Damn. Last night was both a really tough night and a really wonderful night.
Sunday night, we made love. And I had a vivid trigger afterwards, of a sex act that my FWH had performed during his ONS. Full blown sensory trigger I was thrown into that room. He was in the bathroom at the time, and I managed to cut it off. However, later that night I woke up full of adrenalin, was awake for about 2 hours, then finally metaphorically hit myself in the head and did what he had asked me to do in these cases. I woke him up, we talked a bit, he cuddled me, and we both fell asleep.
Last night, I was still feeling a bit triggery, and he asked me if I was OK. I took a deep breath, told him no, and said I needed to ask some questions. I asked him more questions about his ONS, positions, who did what when, essentially had him walk me through the beginning of it again. He answered all of my questions, and apologized because at times he had to hesitate and think. He told me that he had been trying to block this from his mind and he had to sometimes dig deep for an answer. I told him that I was sorry to have to bring this up again, but it was as if sometimes, hearing the details, they just didn’t seem to sink in, and that I needed to hear some things again to really “get” it. He told me that he understood, that probably some things were so painful that I might have to mentally protect myself from it until I was ready to process, and reminded me that our MC said that this was likely to happen upon occasion.

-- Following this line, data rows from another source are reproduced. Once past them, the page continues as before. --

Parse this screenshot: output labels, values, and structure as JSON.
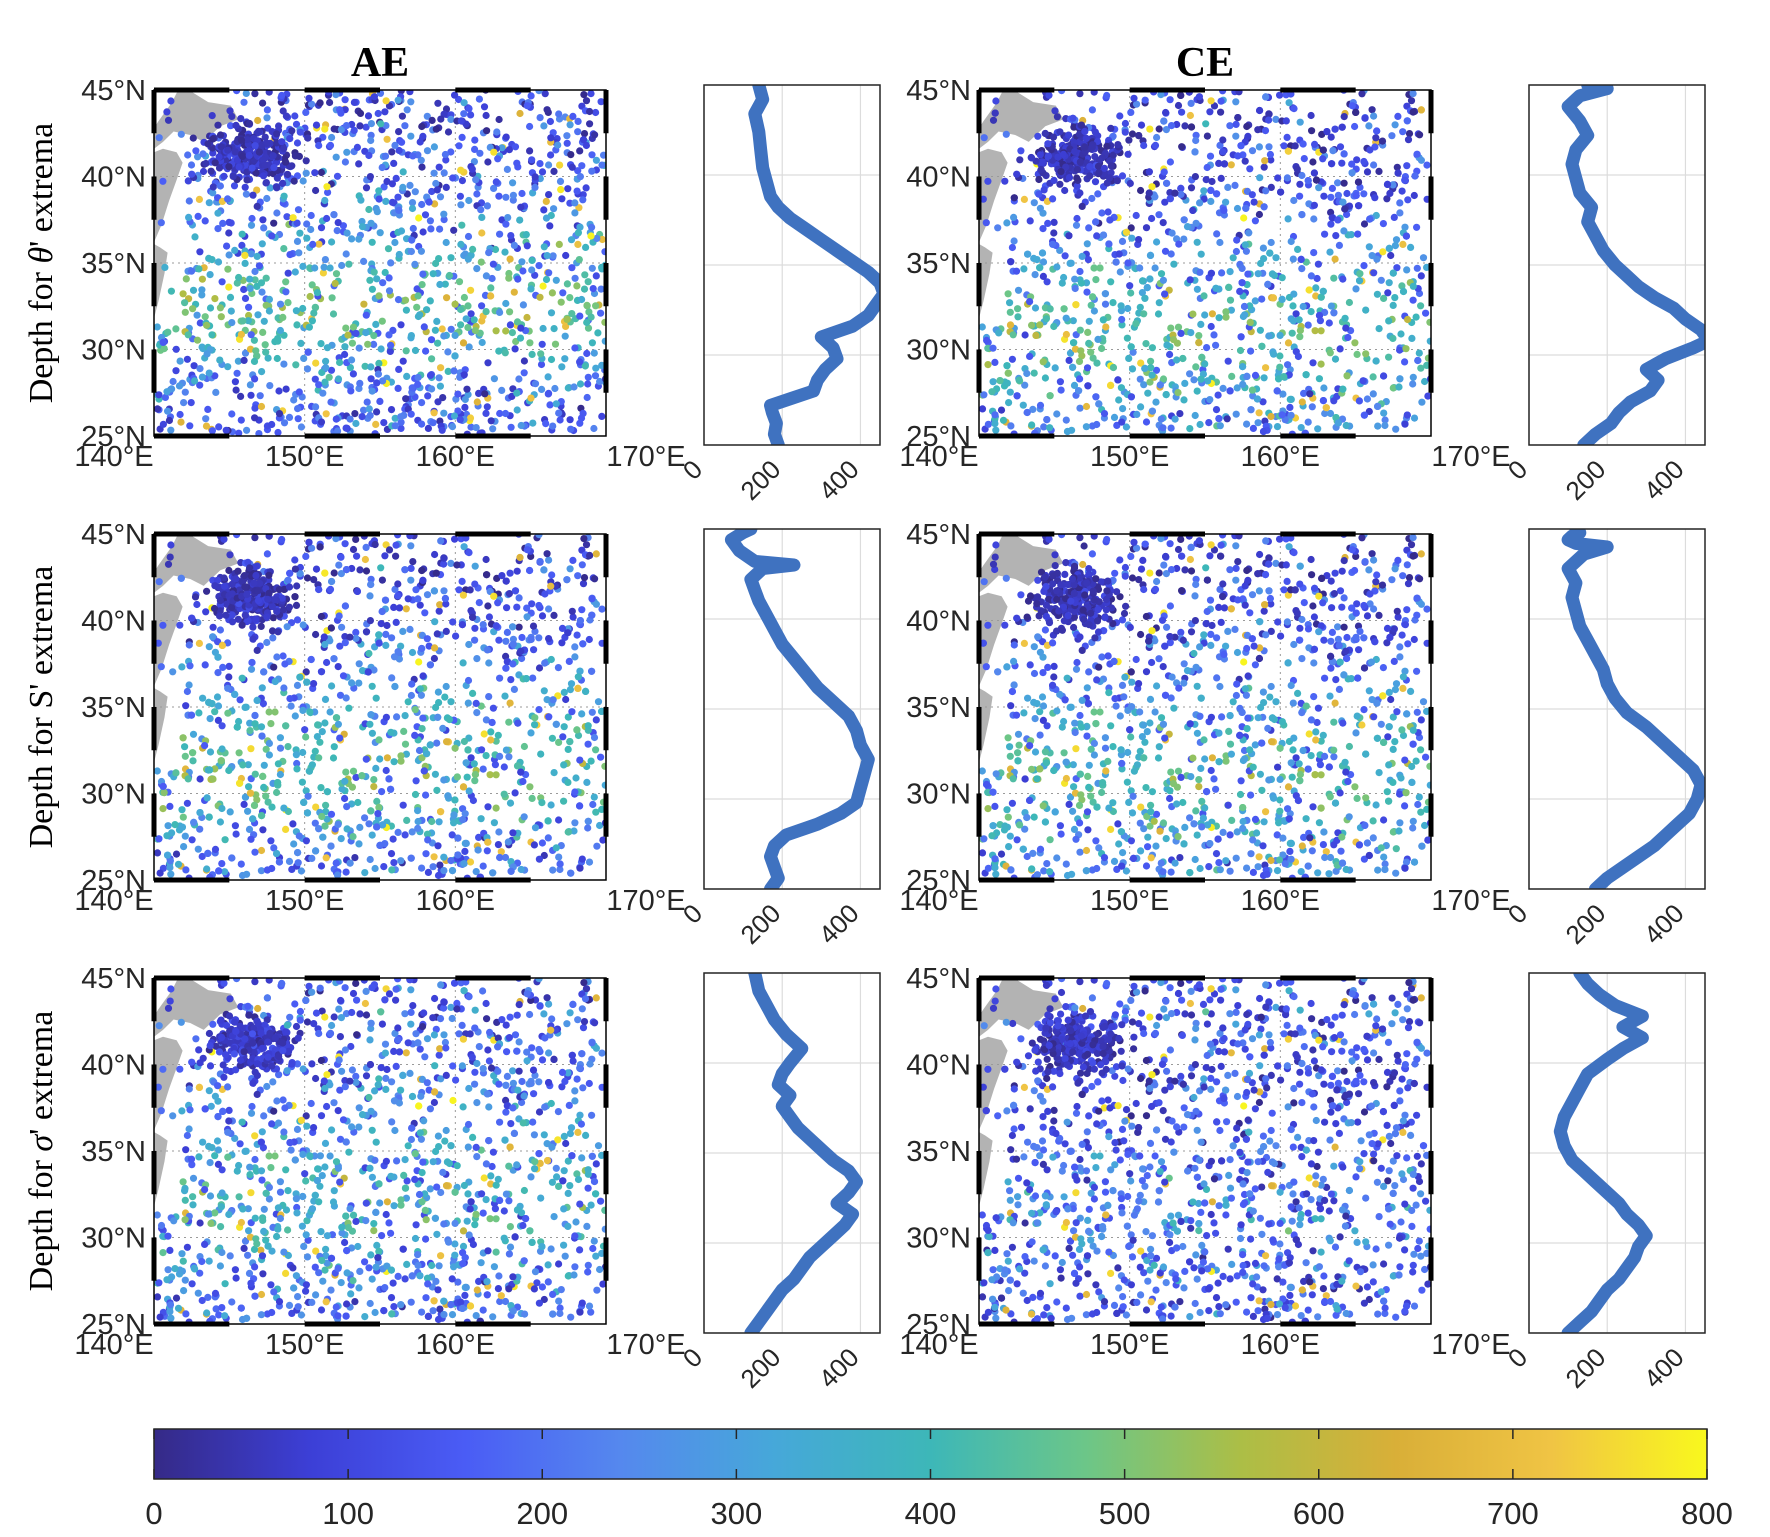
{
  "column_titles": [
    "AE",
    "CE"
  ],
  "row_labels": [
    {
      "prefix": "Depth for ",
      "symbol": "θ",
      "suffix": "' extrema",
      "italic": true
    },
    {
      "prefix": "Depth for ",
      "symbol": "S",
      "suffix": "' extrema",
      "italic": false
    },
    {
      "prefix": "Depth for ",
      "symbol": "σ",
      "suffix": "' extrema",
      "italic": true
    }
  ],
  "map_axes": {
    "lon_range": [
      140,
      170
    ],
    "lat_range": [
      25,
      45
    ],
    "lon_ticks": [
      140,
      150,
      160,
      170
    ],
    "lat_ticks": [
      25,
      30,
      35,
      40,
      45
    ],
    "lon_tick_labels": [
      "140°E",
      "150°E",
      "160°E",
      "170°E"
    ],
    "lat_tick_labels": [
      "25°N",
      "30°N",
      "35°N",
      "40°N",
      "45°N"
    ],
    "land_color": "#b3b3b3",
    "gridlines": "dotted"
  },
  "profile_axes": {
    "x_range": [
      0,
      450
    ],
    "y_range": [
      25,
      45
    ],
    "x_ticks": [
      0,
      200,
      400
    ],
    "x_tick_labels": [
      "0",
      "200",
      "400"
    ],
    "line_color": "#3f72c0",
    "grid": true
  },
  "colorbar": {
    "range": [
      0,
      800
    ],
    "ticks": [
      0,
      100,
      200,
      300,
      400,
      500,
      600,
      700,
      800
    ],
    "tick_labels": [
      "0",
      "100",
      "200",
      "300",
      "400",
      "500",
      "600",
      "700",
      "800"
    ],
    "colormap": "parula",
    "stops": [
      "#352a87",
      "#3c3fd6",
      "#4a5cf5",
      "#5588ee",
      "#46a8d9",
      "#3db7b8",
      "#6cc688",
      "#acbe46",
      "#d9af38",
      "#f0c444",
      "#f9f81d"
    ]
  },
  "chart_data": [
    {
      "type": "scatter",
      "panel": "AE θ' map",
      "x_label": "",
      "y_label": "",
      "xlim": [
        140,
        170
      ],
      "ylim": [
        25,
        45
      ],
      "color_scale": [
        0,
        800
      ],
      "depth_by_lat": [
        [
          25,
          160
        ],
        [
          27,
          180
        ],
        [
          29,
          290
        ],
        [
          31,
          430
        ],
        [
          33,
          470
        ],
        [
          35,
          350
        ],
        [
          37,
          260
        ],
        [
          39,
          210
        ],
        [
          41,
          170
        ],
        [
          43,
          140
        ],
        [
          45,
          120
        ]
      ]
    },
    {
      "type": "line",
      "panel": "AE θ' profile",
      "xlim": [
        0,
        450
      ],
      "ylim": [
        25,
        45
      ],
      "x": [
        190,
        180,
        185,
        175,
        170,
        225,
        280,
        290,
        310,
        340,
        330,
        300,
        380,
        420,
        440,
        460,
        450,
        420,
        380,
        340,
        300,
        260,
        220,
        190,
        170,
        160,
        150,
        145,
        140,
        130,
        150,
        140
      ],
      "y": [
        25.0,
        25.6,
        26.2,
        26.8,
        27.2,
        27.6,
        28.0,
        28.6,
        29.2,
        29.8,
        30.4,
        31.0,
        31.6,
        32.2,
        32.8,
        33.4,
        34.0,
        34.6,
        35.2,
        35.8,
        36.4,
        37.0,
        37.6,
        38.2,
        38.8,
        39.6,
        40.4,
        41.4,
        42.4,
        43.4,
        44.2,
        45.0
      ]
    },
    {
      "type": "scatter",
      "panel": "CE θ' map",
      "xlim": [
        140,
        170
      ],
      "ylim": [
        25,
        45
      ],
      "color_scale": [
        0,
        800
      ],
      "depth_by_lat": [
        [
          25,
          220
        ],
        [
          27,
          300
        ],
        [
          29,
          400
        ],
        [
          31,
          440
        ],
        [
          33,
          380
        ],
        [
          35,
          300
        ],
        [
          37,
          220
        ],
        [
          39,
          160
        ],
        [
          41,
          130
        ],
        [
          43,
          130
        ],
        [
          45,
          140
        ]
      ]
    },
    {
      "type": "line",
      "panel": "CE θ' profile",
      "xlim": [
        0,
        450
      ],
      "ylim": [
        25,
        45
      ],
      "x": [
        140,
        170,
        210,
        230,
        260,
        310,
        330,
        300,
        350,
        420,
        460,
        440,
        400,
        370,
        320,
        280,
        250,
        220,
        190,
        170,
        150,
        160,
        130,
        120,
        110,
        120,
        150,
        130,
        100,
        130,
        200,
        150
      ],
      "y": [
        25.0,
        25.6,
        26.2,
        26.8,
        27.4,
        28.0,
        28.6,
        29.2,
        29.8,
        30.4,
        30.8,
        31.4,
        32.0,
        32.6,
        33.2,
        33.8,
        34.4,
        35.0,
        35.8,
        36.6,
        37.4,
        38.2,
        39.0,
        39.8,
        40.6,
        41.4,
        42.2,
        43.0,
        43.8,
        44.4,
        44.8,
        45.0
      ]
    },
    {
      "type": "scatter",
      "panel": "AE S' map",
      "xlim": [
        140,
        170
      ],
      "ylim": [
        25,
        45
      ],
      "color_scale": [
        0,
        800
      ],
      "depth_by_lat": [
        [
          25,
          180
        ],
        [
          27,
          230
        ],
        [
          29,
          380
        ],
        [
          31,
          420
        ],
        [
          33,
          420
        ],
        [
          35,
          330
        ],
        [
          37,
          260
        ],
        [
          39,
          200
        ],
        [
          41,
          150
        ],
        [
          43,
          130
        ],
        [
          45,
          120
        ]
      ]
    },
    {
      "type": "line",
      "panel": "AE S' profile",
      "xlim": [
        0,
        450
      ],
      "ylim": [
        25,
        45
      ],
      "x": [
        170,
        190,
        180,
        170,
        180,
        210,
        290,
        350,
        390,
        400,
        410,
        420,
        400,
        390,
        370,
        330,
        290,
        260,
        230,
        200,
        180,
        160,
        140,
        130,
        120,
        150,
        230,
        130,
        90,
        70,
        100,
        120
      ],
      "y": [
        25.0,
        25.6,
        26.2,
        26.8,
        27.4,
        28.0,
        28.6,
        29.2,
        29.8,
        30.6,
        31.4,
        32.2,
        33.0,
        33.8,
        34.6,
        35.4,
        36.2,
        37.0,
        37.8,
        38.6,
        39.4,
        40.2,
        41.0,
        41.6,
        42.2,
        42.8,
        43.0,
        43.2,
        43.8,
        44.4,
        44.8,
        45.0
      ]
    },
    {
      "type": "scatter",
      "panel": "CE S' map",
      "xlim": [
        140,
        170
      ],
      "ylim": [
        25,
        45
      ],
      "color_scale": [
        0,
        800
      ],
      "depth_by_lat": [
        [
          25,
          220
        ],
        [
          27,
          290
        ],
        [
          29,
          380
        ],
        [
          31,
          420
        ],
        [
          33,
          380
        ],
        [
          35,
          300
        ],
        [
          37,
          230
        ],
        [
          39,
          180
        ],
        [
          41,
          140
        ],
        [
          43,
          130
        ],
        [
          45,
          130
        ]
      ]
    },
    {
      "type": "line",
      "panel": "CE S' profile",
      "xlim": [
        0,
        450
      ],
      "ylim": [
        25,
        45
      ],
      "x": [
        170,
        200,
        240,
        280,
        320,
        350,
        380,
        410,
        430,
        440,
        420,
        380,
        340,
        300,
        250,
        220,
        200,
        190,
        170,
        150,
        130,
        120,
        110,
        120,
        100,
        140,
        200,
        120,
        100,
        110,
        130,
        120
      ],
      "y": [
        25.0,
        25.6,
        26.2,
        26.8,
        27.4,
        28.0,
        28.6,
        29.2,
        30.0,
        30.8,
        31.6,
        32.4,
        33.2,
        34.0,
        34.8,
        35.6,
        36.4,
        37.2,
        38.0,
        38.8,
        39.6,
        40.4,
        41.2,
        42.0,
        42.8,
        43.6,
        44.0,
        44.2,
        44.4,
        44.6,
        44.8,
        45.0
      ]
    },
    {
      "type": "scatter",
      "panel": "AE σ' map",
      "xlim": [
        140,
        170
      ],
      "ylim": [
        25,
        45
      ],
      "color_scale": [
        0,
        800
      ],
      "depth_by_lat": [
        [
          25,
          180
        ],
        [
          27,
          230
        ],
        [
          29,
          300
        ],
        [
          31,
          360
        ],
        [
          33,
          370
        ],
        [
          35,
          320
        ],
        [
          37,
          260
        ],
        [
          39,
          230
        ],
        [
          41,
          200
        ],
        [
          43,
          180
        ],
        [
          45,
          160
        ]
      ]
    },
    {
      "type": "line",
      "panel": "AE σ' profile",
      "xlim": [
        0,
        450
      ],
      "ylim": [
        25,
        45
      ],
      "x": [
        120,
        140,
        160,
        180,
        200,
        230,
        250,
        270,
        300,
        330,
        360,
        380,
        340,
        370,
        390,
        370,
        330,
        300,
        270,
        240,
        220,
        200,
        220,
        190,
        200,
        220,
        250,
        210,
        180,
        160,
        140,
        130
      ],
      "y": [
        25.0,
        25.6,
        26.2,
        26.8,
        27.4,
        28.0,
        28.6,
        29.2,
        29.8,
        30.4,
        31.0,
        31.6,
        32.2,
        32.8,
        33.4,
        34.0,
        34.6,
        35.2,
        35.8,
        36.4,
        37.0,
        37.6,
        38.2,
        38.8,
        39.4,
        40.0,
        40.8,
        41.6,
        42.4,
        43.2,
        44.0,
        45.0
      ]
    },
    {
      "type": "scatter",
      "panel": "CE σ' map",
      "xlim": [
        140,
        170
      ],
      "ylim": [
        25,
        45
      ],
      "color_scale": [
        0,
        800
      ],
      "depth_by_lat": [
        [
          25,
          150
        ],
        [
          27,
          180
        ],
        [
          29,
          220
        ],
        [
          31,
          260
        ],
        [
          33,
          240
        ],
        [
          35,
          190
        ],
        [
          37,
          160
        ],
        [
          39,
          140
        ],
        [
          41,
          170
        ],
        [
          43,
          190
        ],
        [
          45,
          150
        ]
      ]
    },
    {
      "type": "line",
      "panel": "CE σ' profile",
      "xlim": [
        0,
        450
      ],
      "ylim": [
        25,
        45
      ],
      "x": [
        100,
        130,
        160,
        180,
        200,
        230,
        250,
        270,
        280,
        300,
        280,
        250,
        230,
        200,
        170,
        140,
        110,
        90,
        80,
        90,
        110,
        130,
        150,
        200,
        240,
        290,
        240,
        290,
        220,
        180,
        150,
        130
      ],
      "y": [
        25.0,
        25.6,
        26.2,
        26.8,
        27.4,
        28.0,
        28.6,
        29.2,
        29.8,
        30.4,
        31.0,
        31.6,
        32.2,
        32.8,
        33.4,
        34.0,
        34.6,
        35.4,
        36.2,
        37.0,
        37.8,
        38.6,
        39.4,
        40.2,
        40.8,
        41.4,
        42.0,
        42.6,
        43.2,
        43.8,
        44.4,
        45.0
      ]
    },
    {
      "type": "heatmap",
      "panel": "colorbar",
      "range": [
        0,
        800
      ],
      "ticks": [
        0,
        100,
        200,
        300,
        400,
        500,
        600,
        700,
        800
      ]
    }
  ]
}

So, it was a painful night in that we had to go “there” again. But it was a wonderful night because we went there, together, holding each other, supporting each other, and with love and concern for each other. And last night, we slept like babies. Quiet, non-cranky babies, let me be clear!
So, what’s the point? I’m hoping BSs and WSs can take a bit of hope from this. Yeah, it’s been well over a year and we still have to talk about it, upon occasion. We still both trigger he has his own issues that trigger self-loathing and mental downward spirals. But we’re reaching out for each other during these times, supporting each other, and trying, oh so very hard, to be open and present with each other. And these times are getting fewer, less painful, and more quickly assimilated and gotten through. Maybe you can take some hope that it can be this way for you too. Hope. It’s a word that I seem to be obsessed with these days. It may be the trigger season for a great many of us, but Hope is also a part of this season. It’s my hope and prayer that we can all find some solace this season.